Objective:To explore the occurrence and influencing factors of serum uric acid elevation in patients with coronavirus disease 2019 (COVID-19) treated with favipiravir.Methods:Medical records of patients with COVID-19 who were hospitalized in Beijing Ditan Hospital between June 1, 2020 and June 30, 2021 and treated with the 5- or 10-day regimen of favipiravir were collected and retrospectively analyzed. After favipiravir withdrawal, if the elevation in serum uric acid was ≥30% of baseline level, it was defined as serum uric acid elevation. Then patients were divided into serum uric acid elevation group and non-serum uric acid elevation group. The clinical characteristics such as gender, age, body mass index, comorbidities, smoking and drinking behavior, COVID-19 grade, favipiravir regimen, and serum uric acid level and renal function before treatment in patients between the 2 groups were compared. Influencing factors of favipiravir-associated serum uric acid elevation was analyzed using multivariate logistic regression method.Results:A total of 179 patients were included in the analysis, including 104 (58.1%) males and 75 (41.9%) females, aged from 19 to 70 years with a median age of 43 years.

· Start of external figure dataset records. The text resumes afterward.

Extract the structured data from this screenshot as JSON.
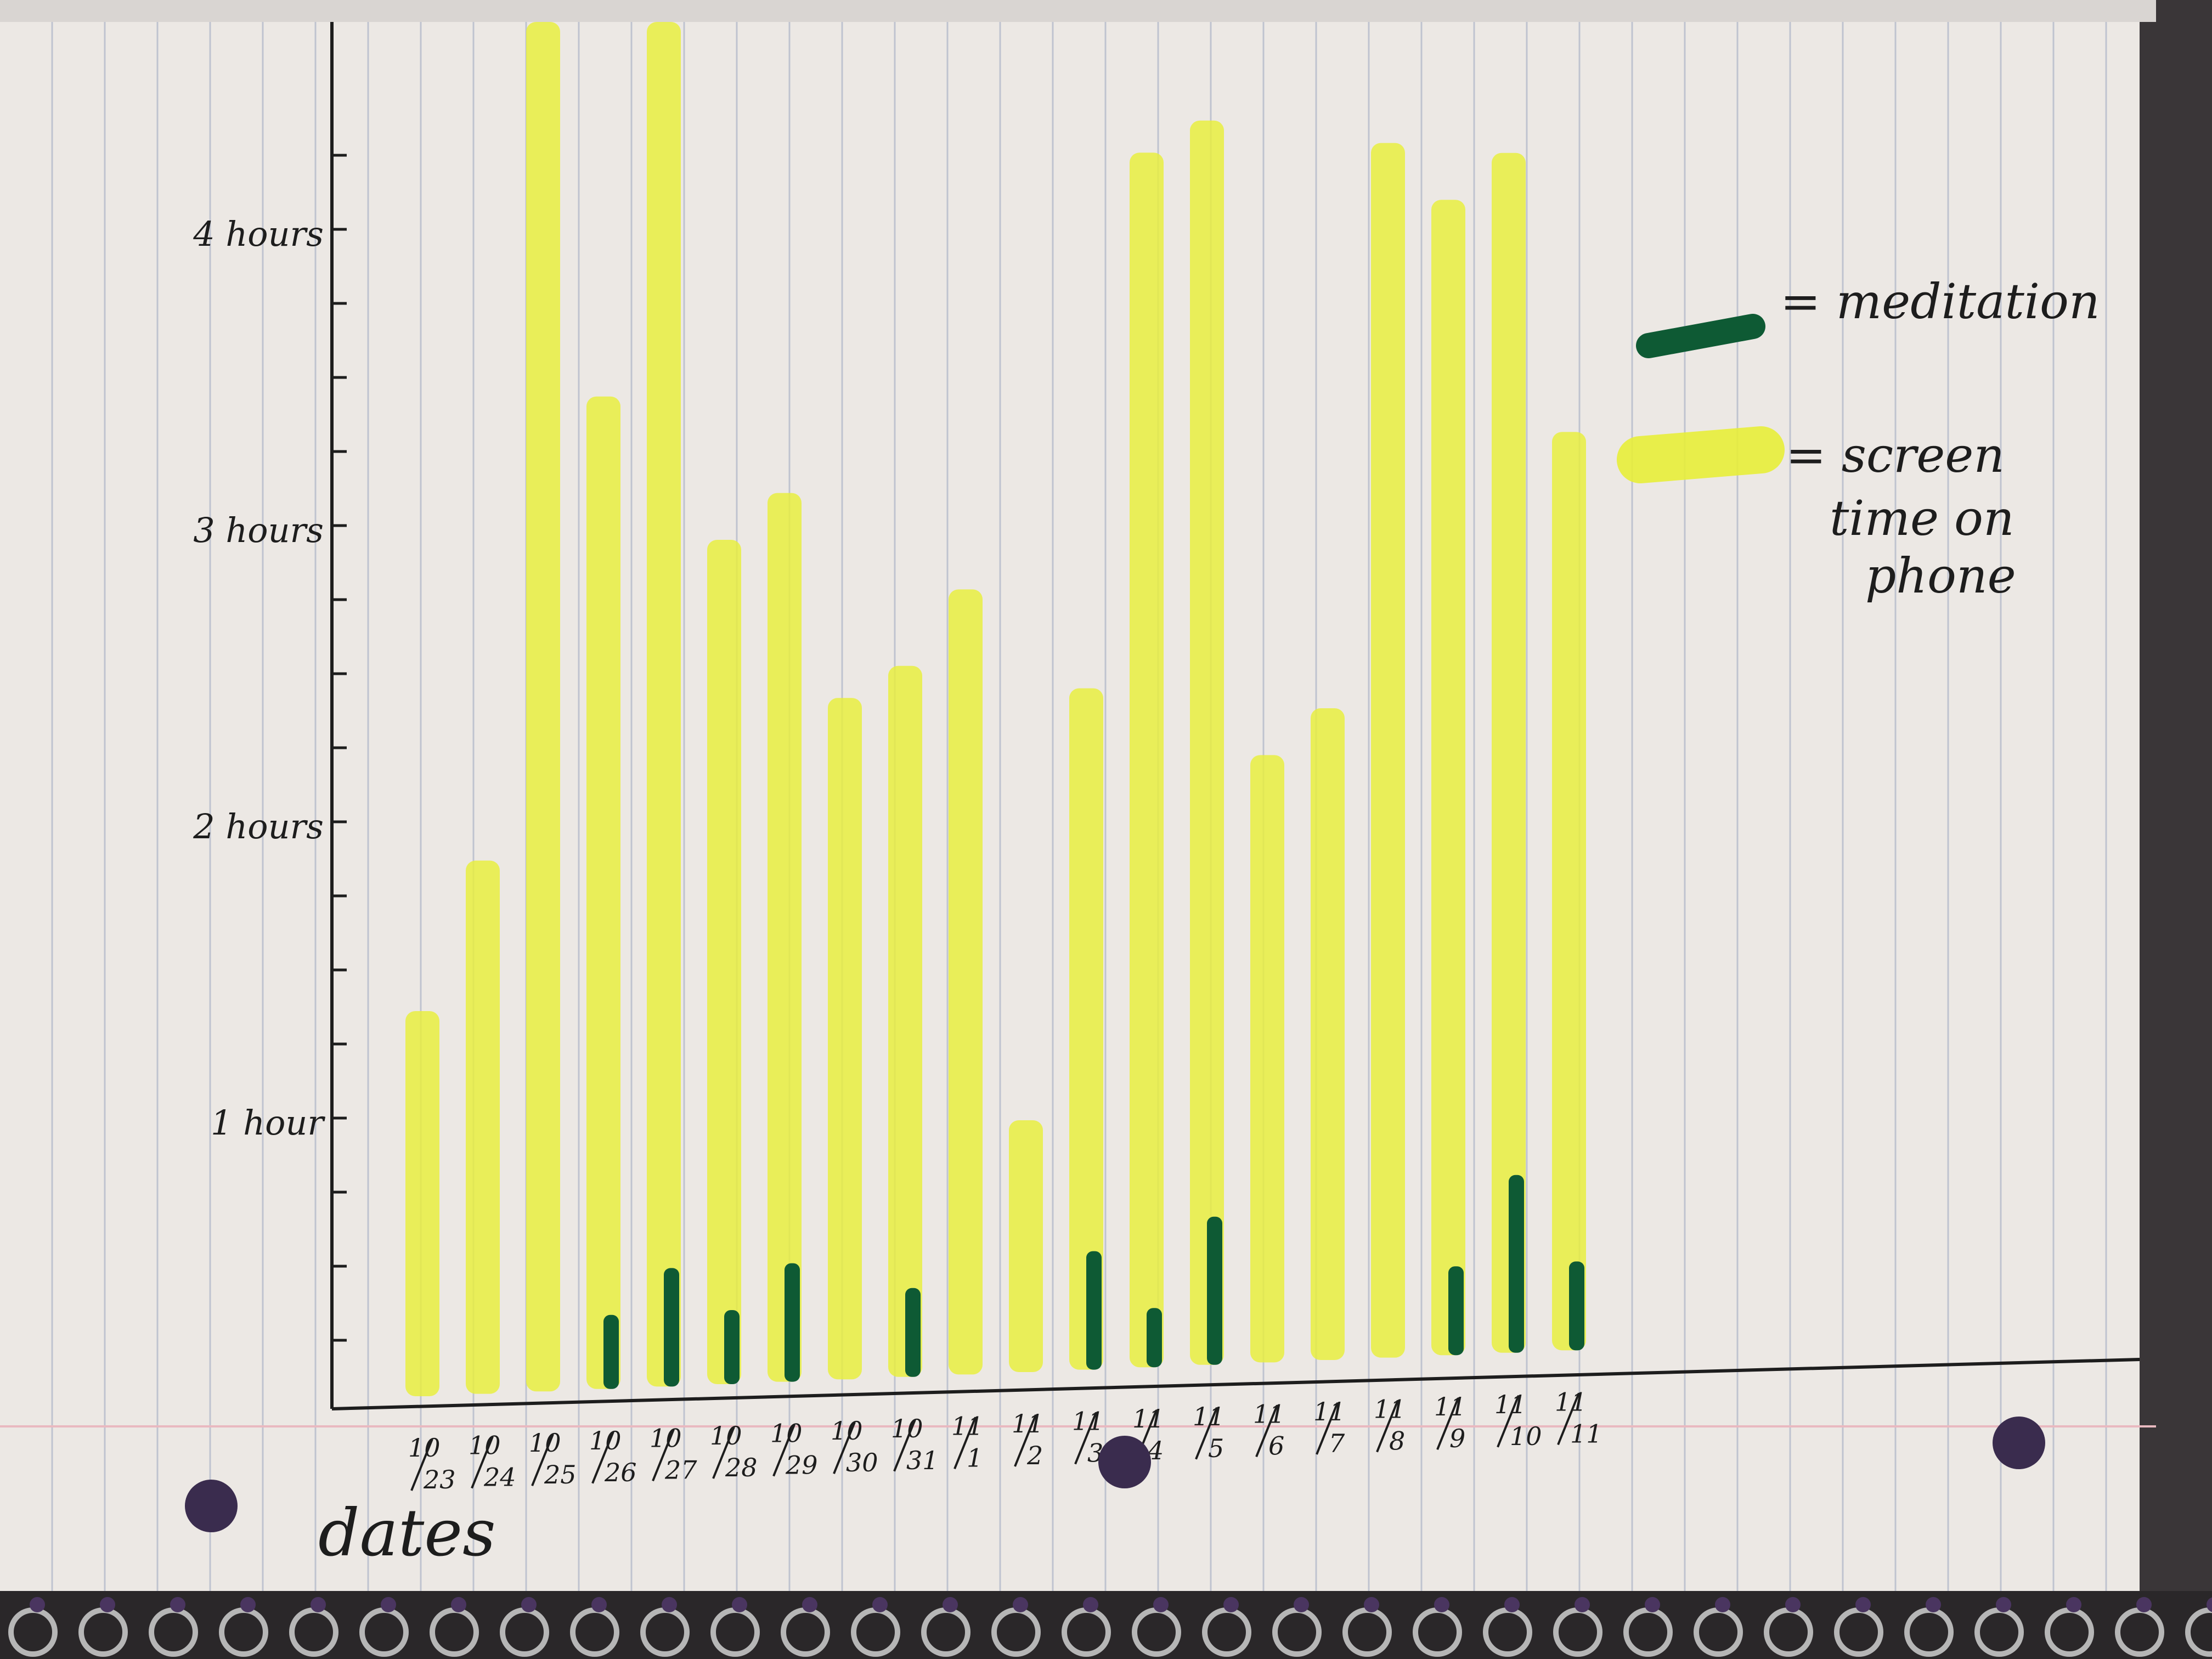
{
  "chart_data": {
    "type": "bar",
    "title": "",
    "xlabel": "dates",
    "ylabel": "",
    "ylim": [
      0,
      4.4
    ],
    "y_ticks": [
      {
        "value": 1,
        "label": "1 hour"
      },
      {
        "value": 2,
        "label": "2 hours"
      },
      {
        "value": 3,
        "label": "3 hours"
      },
      {
        "value": 4,
        "label": "4 hours"
      }
    ],
    "categories": [
      {
        "num": "10",
        "den": "23"
      },
      {
        "num": "10",
        "den": "24"
      },
      {
        "num": "10",
        "den": "25"
      },
      {
        "num": "10",
        "den": "26"
      },
      {
        "num": "10",
        "den": "27"
      },
      {
        "num": "10",
        "den": "28"
      },
      {
        "num": "10",
        "den": "29"
      },
      {
        "num": "10",
        "den": "30"
      },
      {
        "num": "10",
        "den": "31"
      },
      {
        "num": "11",
        "den": "1"
      },
      {
        "num": "11",
        "den": "2"
      },
      {
        "num": "11",
        "den": "3"
      },
      {
        "num": "11",
        "den": "4"
      },
      {
        "num": "11",
        "den": "5"
      },
      {
        "num": "11",
        "den": "6"
      },
      {
        "num": "11",
        "den": "7"
      },
      {
        "num": "11",
        "den": "8"
      },
      {
        "num": "11",
        "den": "9"
      },
      {
        "num": "11",
        "den": "10"
      },
      {
        "num": "11",
        "den": "11"
      }
    ],
    "series": [
      {
        "name": "screen time on phone",
        "color": "#e8ef3a",
        "values": [
          1.3,
          1.8,
          4.7,
          3.35,
          4.7,
          2.85,
          3.0,
          2.3,
          2.4,
          2.65,
          0.85,
          2.3,
          4.1,
          4.2,
          2.05,
          2.2,
          4.1,
          3.9,
          4.05,
          3.1
        ]
      },
      {
        "name": "meditation",
        "color": "#0e5a34",
        "values": [
          0,
          0,
          0,
          0.25,
          0.4,
          0.25,
          0.4,
          0,
          0.3,
          0,
          0,
          0.4,
          0.2,
          0.5,
          0,
          0,
          0,
          0.3,
          0.6,
          0.3
        ]
      }
    ],
    "legend": {
      "placement": "right",
      "entries": [
        {
          "label": "= meditation"
        },
        {
          "label": "= screen",
          "label2": "time on",
          "label3": "phone"
        }
      ]
    }
  }
}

The level of serum uric acid in 179 patients after favipiravir treatment was significantly higher than before [(451±119) μmol/L vs. (332±94) μmol/L, P<0.001]. The change rate of serum uric acid from baseline level ranged from -57.1% to 157.8% with the median of 38.6%. The elevation in serum uric acid of ≥ 30% of baseline level occurred in 108 (60.3%) patients. The incidences of serum uric acid elevation in patients treated with 5-day and 10-day regimens of favipiravir were 46.8% (36/77) and 70.6% (72/102), respectively, and the difference between them was significant ( P=0.001). Multivariate logistic regression analysis showed that body mass index 24.0 to <28.0 kg/m 2 ( OR=3.109, 95 %CI: 1.209-7.994, P=0.019) and 10-day regimen of favipiravir ( OR=3.017, 95 %CI: 1.526-5.964, P=0.001) were independent risk factors for favipiravir-associated serum uric acid elevation. Conclusions:More than half of COVID-19 patients treated with favipiravir can develop serum uric acid elevation. Overweight and 10-day regimen of favipiravir are independent risk factors for serum uric acid elevation in patients.